Le partite infragruppo nel bilancio consolidato

  • News

Le partite infragruppo rappresentano uno degli aspetti fondamentali nella redazione del bilancio consolidato. All’interno di un gruppo societario, infatti, le società controllate e collegate effettuano frequentemente operazioni reciproche, come vendite di beni e servizi, finanziamenti, addebiti di costi o distribuzioni di dividendi.

Nel bilancio consolidato il gruppo deve però essere considerato come un’unica entità economica. Per questo motivo, i rapporti interni tra società appartenenti al medesimo gruppo non possono generare effetti economici o patrimoniali verso l’esterno e devono essere eliminati in sede di consolidamento.

L’eliminazione delle partite infragruppo consente di rappresentare correttamente:

  • la situazione patrimoniale e finanziaria del gruppo;
  • il risultato economico consolidato;
  • la reale capacità del gruppo di generare valore verso terzi.

Le principali operazioni oggetto di eliminazione riguardano:

  • crediti e debiti reciproci;
  • costi e ricavi infragruppo;
  • dividendi distribuiti tra società consolidate;
  • utili interni derivanti da cessioni di beni o immobilizzazioni.

Particolare attenzione viene dedicata agli utili infragruppo non ancora realizzati verso l’esterno, che potrebbero alterare il risultato consolidato se non correttamente rettificati.

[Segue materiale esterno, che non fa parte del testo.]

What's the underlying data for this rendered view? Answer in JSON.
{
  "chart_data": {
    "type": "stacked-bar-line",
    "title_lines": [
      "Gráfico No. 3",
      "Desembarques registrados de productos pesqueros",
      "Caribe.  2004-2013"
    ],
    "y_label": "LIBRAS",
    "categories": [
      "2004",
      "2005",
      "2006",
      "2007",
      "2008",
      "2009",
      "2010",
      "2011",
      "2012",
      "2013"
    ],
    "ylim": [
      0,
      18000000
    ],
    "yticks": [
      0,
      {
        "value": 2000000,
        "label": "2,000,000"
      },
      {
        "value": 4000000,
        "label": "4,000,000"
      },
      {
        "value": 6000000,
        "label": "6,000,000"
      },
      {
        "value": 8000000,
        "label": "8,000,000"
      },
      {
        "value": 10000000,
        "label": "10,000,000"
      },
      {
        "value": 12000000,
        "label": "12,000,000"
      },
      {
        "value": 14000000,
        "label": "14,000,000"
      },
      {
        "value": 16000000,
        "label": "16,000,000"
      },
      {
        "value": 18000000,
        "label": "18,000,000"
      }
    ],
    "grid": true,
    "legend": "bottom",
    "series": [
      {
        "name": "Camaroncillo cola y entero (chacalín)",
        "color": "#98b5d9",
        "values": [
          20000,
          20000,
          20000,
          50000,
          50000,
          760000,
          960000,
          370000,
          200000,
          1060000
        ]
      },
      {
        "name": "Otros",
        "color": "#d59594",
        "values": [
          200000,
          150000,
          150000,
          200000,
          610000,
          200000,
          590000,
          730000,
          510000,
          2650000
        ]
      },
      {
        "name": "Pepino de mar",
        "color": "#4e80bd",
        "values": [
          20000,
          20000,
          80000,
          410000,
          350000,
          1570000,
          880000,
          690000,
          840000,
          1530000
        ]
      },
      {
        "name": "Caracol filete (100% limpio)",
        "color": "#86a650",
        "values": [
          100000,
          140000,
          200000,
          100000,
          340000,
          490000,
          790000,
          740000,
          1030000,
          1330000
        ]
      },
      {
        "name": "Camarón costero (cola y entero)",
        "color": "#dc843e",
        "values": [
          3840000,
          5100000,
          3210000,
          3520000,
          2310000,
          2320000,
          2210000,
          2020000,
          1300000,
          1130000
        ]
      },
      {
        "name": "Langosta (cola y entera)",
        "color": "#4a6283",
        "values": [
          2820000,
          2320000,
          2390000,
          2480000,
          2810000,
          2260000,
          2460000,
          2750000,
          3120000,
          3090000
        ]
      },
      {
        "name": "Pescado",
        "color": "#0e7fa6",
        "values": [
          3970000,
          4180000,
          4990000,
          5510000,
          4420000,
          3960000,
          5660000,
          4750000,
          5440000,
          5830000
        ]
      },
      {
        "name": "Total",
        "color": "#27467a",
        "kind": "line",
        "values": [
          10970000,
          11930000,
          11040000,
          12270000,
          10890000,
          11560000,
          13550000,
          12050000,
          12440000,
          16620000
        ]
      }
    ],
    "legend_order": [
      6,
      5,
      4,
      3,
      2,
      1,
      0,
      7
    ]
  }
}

La disciplina delle partite infragruppo è prevista dalla normativa sul bilancio consolidato e dai principi contabili nazionali e internazionali, tra cui il D.Lgs. 127/1991, l’OIC 17 e gli IAS/IFRS.

Dal punto di vista operativo, la gestione delle operazioni intercompany richiede procedure di riconciliazione periodica, uniformità dei criteri contabili e adeguati sistemi di controllo interno.

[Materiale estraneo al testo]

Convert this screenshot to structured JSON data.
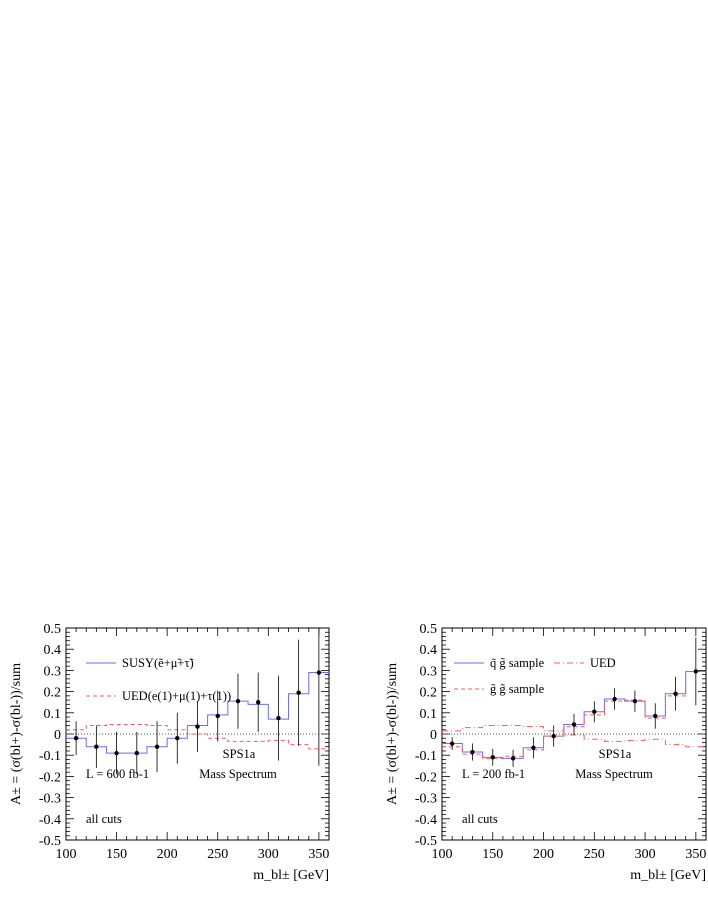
{
  "chart_data": [
    {
      "type": "line",
      "xlabel": "m_bl± [GeV]",
      "ylabel": "A± = (σ(bl+)-σ(bl-))/sum",
      "xlim": [
        100,
        360
      ],
      "ylim": [
        -0.5,
        0.5
      ],
      "x_ticks": [
        "100",
        "150",
        "200",
        "250",
        "300",
        "350"
      ],
      "y_ticks": [
        "0.5",
        "0.4",
        "0.3",
        "0.2",
        "0.1",
        "0",
        "-0.1",
        "-0.2",
        "-0.3",
        "-0.4",
        "-0.5"
      ],
      "legend_position": "top-left",
      "annotations": [
        "L = 600 fb-1",
        "all cuts",
        "SPS1a",
        "Mass Spectrum"
      ],
      "bin_edges": [
        100,
        120,
        140,
        160,
        180,
        200,
        220,
        240,
        260,
        280,
        300,
        320,
        340,
        360
      ],
      "series": [
        {
          "name": "SUSY(ẽ+μ̃+τ̃)",
          "style": "histogram-solid",
          "color": "#6b6bff",
          "values": [
            -0.02,
            -0.06,
            -0.09,
            -0.09,
            -0.06,
            -0.02,
            0.04,
            0.09,
            0.155,
            0.14,
            0.07,
            0.19,
            0.29
          ]
        },
        {
          "name": "UED(e(1)+μ(1)+τ(1))",
          "style": "histogram-dashed",
          "color": "#ff5a5a",
          "values": [
            0.02,
            0.04,
            0.045,
            0.045,
            0.04,
            0.02,
            0.0,
            -0.02,
            -0.035,
            -0.035,
            -0.03,
            -0.05,
            -0.07
          ]
        },
        {
          "name": "",
          "style": "points-with-errors",
          "color": "#000000",
          "x": [
            110,
            130,
            150,
            170,
            190,
            210,
            230,
            250,
            270,
            290,
            310,
            330,
            350
          ],
          "y": [
            -0.02,
            -0.06,
            -0.09,
            -0.09,
            -0.06,
            -0.02,
            0.035,
            0.085,
            0.155,
            0.15,
            0.075,
            0.195,
            0.29
          ],
          "err": [
            0.08,
            0.1,
            0.1,
            0.1,
            0.12,
            0.12,
            0.12,
            0.12,
            0.13,
            0.14,
            0.2,
            0.25,
            0.44
          ]
        }
      ]
    },
    {
      "type": "line",
      "xlabel": "m_bl± [GeV]",
      "ylabel": "A± = (σ(bl+)-σ(bl-))/sum",
      "xlim": [
        100,
        360
      ],
      "ylim": [
        -0.5,
        0.5
      ],
      "x_ticks": [
        "100",
        "150",
        "200",
        "250",
        "300",
        "350"
      ],
      "y_ticks": [
        "0.5",
        "0.4",
        "0.3",
        "0.2",
        "0.1",
        "0",
        "-0.1",
        "-0.2",
        "-0.3",
        "-0.4",
        "-0.5"
      ],
      "legend_position": "top-left",
      "annotations": [
        "L = 200 fb-1",
        "all cuts",
        "SPS1a",
        "Mass Spectrum"
      ],
      "bin_edges": [
        100,
        120,
        140,
        160,
        180,
        200,
        220,
        240,
        260,
        280,
        300,
        320,
        340,
        360
      ],
      "series": [
        {
          "name": "q̃ g̃ sample",
          "style": "histogram-solid",
          "color": "#6b6bff",
          "values": [
            -0.045,
            -0.085,
            -0.11,
            -0.115,
            -0.065,
            -0.01,
            0.045,
            0.105,
            0.165,
            0.155,
            0.085,
            0.19,
            0.295
          ]
        },
        {
          "name": "g̃ g̃ sample",
          "style": "histogram-dashed",
          "color": "#ff5a5a",
          "values": [
            -0.06,
            -0.095,
            -0.115,
            -0.105,
            -0.075,
            -0.01,
            0.035,
            0.09,
            0.155,
            0.16,
            0.075,
            0.18,
            0.295
          ]
        },
        {
          "name": "UED",
          "style": "histogram-dashdot",
          "color": "#ff5a5a",
          "values": [
            0.015,
            0.03,
            0.04,
            0.04,
            0.035,
            0.015,
            -0.005,
            -0.025,
            -0.035,
            -0.03,
            -0.025,
            -0.05,
            -0.06
          ]
        },
        {
          "name": "",
          "style": "points-with-errors",
          "color": "#000000",
          "x": [
            110,
            130,
            150,
            170,
            190,
            210,
            230,
            250,
            270,
            290,
            310,
            330,
            350
          ],
          "y": [
            -0.045,
            -0.085,
            -0.11,
            -0.115,
            -0.065,
            -0.01,
            0.045,
            0.105,
            0.165,
            0.155,
            0.085,
            0.19,
            0.295
          ],
          "err": [
            0.03,
            0.04,
            0.04,
            0.04,
            0.05,
            0.05,
            0.05,
            0.05,
            0.05,
            0.05,
            0.06,
            0.08,
            0.16
          ]
        }
      ]
    }
  ]
}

Nei gruppi societari più strutturati, l’utilizzo di piattaforme di consolidamento e sistemi ERP integrati consente di automatizzare gran parte delle verifiche, riducendo errori e disallineamenti.

Le partite infragruppo assumono quindi un ruolo centrale nella qualità dell’informativa finanziaria consolidata, contribuendo a fornire una rappresentazione trasparente e attendibile della situazione economica del gruppo.